Jika ingin menggunakan mesin pencari untuk memeriksa informasi hoax dapat dengan menambahkan kata “hoax” pada kata kunci yang ingin kita cari di mesin pencari. Misal, ‘telur palsu hoax’ atau ‘mata berdarah karena terlalu lama melihat hp hoax’ dan sejenisnya. Selain itu berbagai media kini sudah menyediakan rubrik anti-hoax yang dapat dimanfaatkan pembacanya. Rubrik “Hoax atau Bukan” di Harian Jawa Pos adalah salah satu yang cukup konsisten hingga kini untuk membantu pembaca dalam mengkonfirmasi isu hoax.

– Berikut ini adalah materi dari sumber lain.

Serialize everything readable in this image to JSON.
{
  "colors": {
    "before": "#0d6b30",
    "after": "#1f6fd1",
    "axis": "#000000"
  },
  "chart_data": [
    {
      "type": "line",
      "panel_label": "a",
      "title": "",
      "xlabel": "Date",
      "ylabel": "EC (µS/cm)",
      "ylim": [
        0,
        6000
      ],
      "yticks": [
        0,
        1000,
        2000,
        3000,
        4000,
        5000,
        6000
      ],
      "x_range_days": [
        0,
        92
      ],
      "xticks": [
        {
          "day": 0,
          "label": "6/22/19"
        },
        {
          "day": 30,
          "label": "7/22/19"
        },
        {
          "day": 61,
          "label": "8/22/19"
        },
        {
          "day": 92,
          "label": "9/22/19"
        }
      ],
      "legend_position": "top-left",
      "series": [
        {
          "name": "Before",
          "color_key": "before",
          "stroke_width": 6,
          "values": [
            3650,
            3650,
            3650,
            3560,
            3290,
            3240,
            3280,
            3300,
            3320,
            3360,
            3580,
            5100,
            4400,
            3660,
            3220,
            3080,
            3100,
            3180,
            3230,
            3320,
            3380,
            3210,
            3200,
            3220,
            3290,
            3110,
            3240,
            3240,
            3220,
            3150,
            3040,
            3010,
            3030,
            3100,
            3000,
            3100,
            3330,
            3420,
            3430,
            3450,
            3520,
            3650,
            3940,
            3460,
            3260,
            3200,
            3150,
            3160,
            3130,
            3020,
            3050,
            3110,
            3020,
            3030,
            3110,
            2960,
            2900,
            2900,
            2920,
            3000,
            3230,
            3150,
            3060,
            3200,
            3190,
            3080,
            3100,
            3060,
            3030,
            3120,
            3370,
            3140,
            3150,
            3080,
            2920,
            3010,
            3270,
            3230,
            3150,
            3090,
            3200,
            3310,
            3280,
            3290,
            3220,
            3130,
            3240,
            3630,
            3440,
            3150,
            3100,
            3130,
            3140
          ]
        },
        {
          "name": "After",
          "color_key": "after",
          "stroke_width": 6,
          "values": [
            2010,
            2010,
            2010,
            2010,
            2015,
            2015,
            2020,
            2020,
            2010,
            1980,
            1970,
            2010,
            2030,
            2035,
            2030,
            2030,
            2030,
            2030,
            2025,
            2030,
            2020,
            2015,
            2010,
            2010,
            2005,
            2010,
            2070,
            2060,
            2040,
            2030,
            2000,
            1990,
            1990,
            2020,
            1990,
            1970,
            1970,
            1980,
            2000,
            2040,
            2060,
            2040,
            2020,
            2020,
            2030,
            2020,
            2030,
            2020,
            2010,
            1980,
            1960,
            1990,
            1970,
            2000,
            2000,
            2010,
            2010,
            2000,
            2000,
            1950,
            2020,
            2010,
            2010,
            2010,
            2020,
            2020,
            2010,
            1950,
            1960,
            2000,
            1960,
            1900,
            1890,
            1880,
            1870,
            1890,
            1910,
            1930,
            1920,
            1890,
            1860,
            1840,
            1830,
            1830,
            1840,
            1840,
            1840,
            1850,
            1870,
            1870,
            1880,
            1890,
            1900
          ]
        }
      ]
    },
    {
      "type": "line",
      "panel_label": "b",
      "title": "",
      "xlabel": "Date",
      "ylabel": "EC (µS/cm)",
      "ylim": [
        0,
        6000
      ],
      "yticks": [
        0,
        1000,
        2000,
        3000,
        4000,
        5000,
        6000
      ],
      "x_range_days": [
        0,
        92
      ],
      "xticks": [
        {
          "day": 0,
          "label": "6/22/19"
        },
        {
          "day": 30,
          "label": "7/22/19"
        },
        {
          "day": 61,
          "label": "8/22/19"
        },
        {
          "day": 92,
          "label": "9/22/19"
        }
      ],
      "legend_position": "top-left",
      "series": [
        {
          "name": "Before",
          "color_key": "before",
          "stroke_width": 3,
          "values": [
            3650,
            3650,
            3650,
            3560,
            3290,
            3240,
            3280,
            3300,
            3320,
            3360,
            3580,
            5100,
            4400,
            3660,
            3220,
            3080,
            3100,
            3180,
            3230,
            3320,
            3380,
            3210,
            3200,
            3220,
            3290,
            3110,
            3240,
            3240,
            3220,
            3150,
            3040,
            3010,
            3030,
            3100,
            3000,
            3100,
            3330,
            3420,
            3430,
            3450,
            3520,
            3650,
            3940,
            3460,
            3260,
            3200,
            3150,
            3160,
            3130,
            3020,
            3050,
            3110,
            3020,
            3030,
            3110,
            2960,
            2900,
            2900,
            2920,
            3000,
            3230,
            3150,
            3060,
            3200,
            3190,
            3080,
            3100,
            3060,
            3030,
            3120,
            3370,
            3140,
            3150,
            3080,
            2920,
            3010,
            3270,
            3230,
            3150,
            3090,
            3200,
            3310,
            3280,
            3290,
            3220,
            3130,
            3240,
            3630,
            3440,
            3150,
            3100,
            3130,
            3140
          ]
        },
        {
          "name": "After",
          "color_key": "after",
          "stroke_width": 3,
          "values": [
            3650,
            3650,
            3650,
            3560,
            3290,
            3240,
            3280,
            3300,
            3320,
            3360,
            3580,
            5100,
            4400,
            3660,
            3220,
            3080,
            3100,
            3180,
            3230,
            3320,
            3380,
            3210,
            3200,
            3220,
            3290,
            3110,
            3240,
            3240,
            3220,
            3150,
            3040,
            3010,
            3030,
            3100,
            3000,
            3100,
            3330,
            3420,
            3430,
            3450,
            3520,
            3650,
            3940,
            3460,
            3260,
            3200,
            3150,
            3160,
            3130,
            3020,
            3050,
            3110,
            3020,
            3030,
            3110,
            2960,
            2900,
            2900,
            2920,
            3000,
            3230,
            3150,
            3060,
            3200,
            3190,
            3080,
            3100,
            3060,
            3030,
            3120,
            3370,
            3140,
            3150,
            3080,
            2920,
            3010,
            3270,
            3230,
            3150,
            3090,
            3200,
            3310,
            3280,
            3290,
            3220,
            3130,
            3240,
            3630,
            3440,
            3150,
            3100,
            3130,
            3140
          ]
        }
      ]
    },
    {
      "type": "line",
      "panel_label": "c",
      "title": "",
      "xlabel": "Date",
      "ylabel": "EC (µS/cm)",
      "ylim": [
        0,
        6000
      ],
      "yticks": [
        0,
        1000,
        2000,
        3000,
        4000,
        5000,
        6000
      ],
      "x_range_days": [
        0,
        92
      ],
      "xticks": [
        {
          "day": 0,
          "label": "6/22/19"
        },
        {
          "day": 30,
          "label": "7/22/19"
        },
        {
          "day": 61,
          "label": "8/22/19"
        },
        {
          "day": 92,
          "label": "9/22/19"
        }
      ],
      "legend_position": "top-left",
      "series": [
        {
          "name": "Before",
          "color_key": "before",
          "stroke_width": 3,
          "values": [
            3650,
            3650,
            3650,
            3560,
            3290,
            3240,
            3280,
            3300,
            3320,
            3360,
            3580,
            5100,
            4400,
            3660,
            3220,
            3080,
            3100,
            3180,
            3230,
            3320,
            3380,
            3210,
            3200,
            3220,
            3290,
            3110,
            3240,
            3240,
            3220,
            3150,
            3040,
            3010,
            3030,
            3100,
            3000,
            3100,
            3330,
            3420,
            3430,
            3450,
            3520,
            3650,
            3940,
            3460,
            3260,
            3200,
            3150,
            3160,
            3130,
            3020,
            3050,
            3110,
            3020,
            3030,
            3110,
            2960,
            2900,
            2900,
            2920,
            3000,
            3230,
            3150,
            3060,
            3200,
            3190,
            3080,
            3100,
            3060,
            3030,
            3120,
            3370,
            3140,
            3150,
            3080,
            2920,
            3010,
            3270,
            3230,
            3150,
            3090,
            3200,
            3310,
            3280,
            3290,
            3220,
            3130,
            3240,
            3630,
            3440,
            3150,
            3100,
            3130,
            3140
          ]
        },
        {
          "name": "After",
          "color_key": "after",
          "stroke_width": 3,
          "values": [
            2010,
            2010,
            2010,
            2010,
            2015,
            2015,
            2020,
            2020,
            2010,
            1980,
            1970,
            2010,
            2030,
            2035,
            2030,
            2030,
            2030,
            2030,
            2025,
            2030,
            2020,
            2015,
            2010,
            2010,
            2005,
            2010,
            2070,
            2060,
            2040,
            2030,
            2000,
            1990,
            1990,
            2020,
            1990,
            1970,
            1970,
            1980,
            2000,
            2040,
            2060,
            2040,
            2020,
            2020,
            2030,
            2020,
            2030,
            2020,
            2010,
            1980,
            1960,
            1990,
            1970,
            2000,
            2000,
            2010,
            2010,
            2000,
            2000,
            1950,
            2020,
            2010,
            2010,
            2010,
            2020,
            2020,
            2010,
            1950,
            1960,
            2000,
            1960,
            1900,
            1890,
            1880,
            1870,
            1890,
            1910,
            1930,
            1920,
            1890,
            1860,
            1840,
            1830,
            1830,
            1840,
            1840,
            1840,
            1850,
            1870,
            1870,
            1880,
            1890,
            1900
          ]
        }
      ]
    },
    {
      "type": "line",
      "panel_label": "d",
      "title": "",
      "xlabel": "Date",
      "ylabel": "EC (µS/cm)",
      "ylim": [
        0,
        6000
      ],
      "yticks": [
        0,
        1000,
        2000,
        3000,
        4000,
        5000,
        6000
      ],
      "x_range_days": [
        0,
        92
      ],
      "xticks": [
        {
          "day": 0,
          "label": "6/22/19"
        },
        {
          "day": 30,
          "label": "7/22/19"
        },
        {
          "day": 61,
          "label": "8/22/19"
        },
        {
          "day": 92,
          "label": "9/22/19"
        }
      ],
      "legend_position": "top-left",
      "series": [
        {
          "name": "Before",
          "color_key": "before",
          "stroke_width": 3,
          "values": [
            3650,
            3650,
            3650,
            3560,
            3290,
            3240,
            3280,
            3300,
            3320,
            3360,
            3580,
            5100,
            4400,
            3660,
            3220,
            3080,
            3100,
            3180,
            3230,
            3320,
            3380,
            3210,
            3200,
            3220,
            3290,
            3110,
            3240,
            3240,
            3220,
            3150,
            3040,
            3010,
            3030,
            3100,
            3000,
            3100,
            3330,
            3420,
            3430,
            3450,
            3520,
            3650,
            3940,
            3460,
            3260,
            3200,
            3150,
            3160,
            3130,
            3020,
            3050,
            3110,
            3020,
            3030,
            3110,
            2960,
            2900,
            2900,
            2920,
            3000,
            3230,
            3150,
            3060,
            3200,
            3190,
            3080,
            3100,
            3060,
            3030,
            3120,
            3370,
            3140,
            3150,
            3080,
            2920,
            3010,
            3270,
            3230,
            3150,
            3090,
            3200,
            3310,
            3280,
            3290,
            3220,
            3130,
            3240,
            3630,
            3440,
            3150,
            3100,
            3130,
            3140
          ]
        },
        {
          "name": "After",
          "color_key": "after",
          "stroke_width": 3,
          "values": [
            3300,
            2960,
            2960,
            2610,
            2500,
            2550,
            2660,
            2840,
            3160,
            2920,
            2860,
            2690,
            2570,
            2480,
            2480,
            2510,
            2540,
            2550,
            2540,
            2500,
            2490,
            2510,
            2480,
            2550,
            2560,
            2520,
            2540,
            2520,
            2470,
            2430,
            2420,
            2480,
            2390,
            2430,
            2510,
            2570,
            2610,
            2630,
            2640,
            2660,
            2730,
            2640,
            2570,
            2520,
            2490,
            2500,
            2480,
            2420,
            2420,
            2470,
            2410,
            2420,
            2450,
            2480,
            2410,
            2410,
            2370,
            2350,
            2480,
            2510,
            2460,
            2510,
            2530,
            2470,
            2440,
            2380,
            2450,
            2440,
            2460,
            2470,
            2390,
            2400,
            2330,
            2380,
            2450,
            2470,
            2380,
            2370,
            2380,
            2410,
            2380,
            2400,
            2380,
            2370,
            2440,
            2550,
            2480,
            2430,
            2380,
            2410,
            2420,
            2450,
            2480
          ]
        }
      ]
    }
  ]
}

Dailysocial.id, sebuah situs asal Indonesia yang kerap merilis hasil riset seputar perkembangan bisnis teknologi dan gaya hidup teknologi di Indonesia tahun lalu merilis hasil riset yang cukup mencengangkan tentang hoax. Mayoritas responden (75,19 %) yang mereka teliti mengaku kesulitan atau tidak yakin bisa memeriksa keaslian sebuah informasi. Padahal 98,33 % responden mengaku terkadang atau sering menerima informasi hoax.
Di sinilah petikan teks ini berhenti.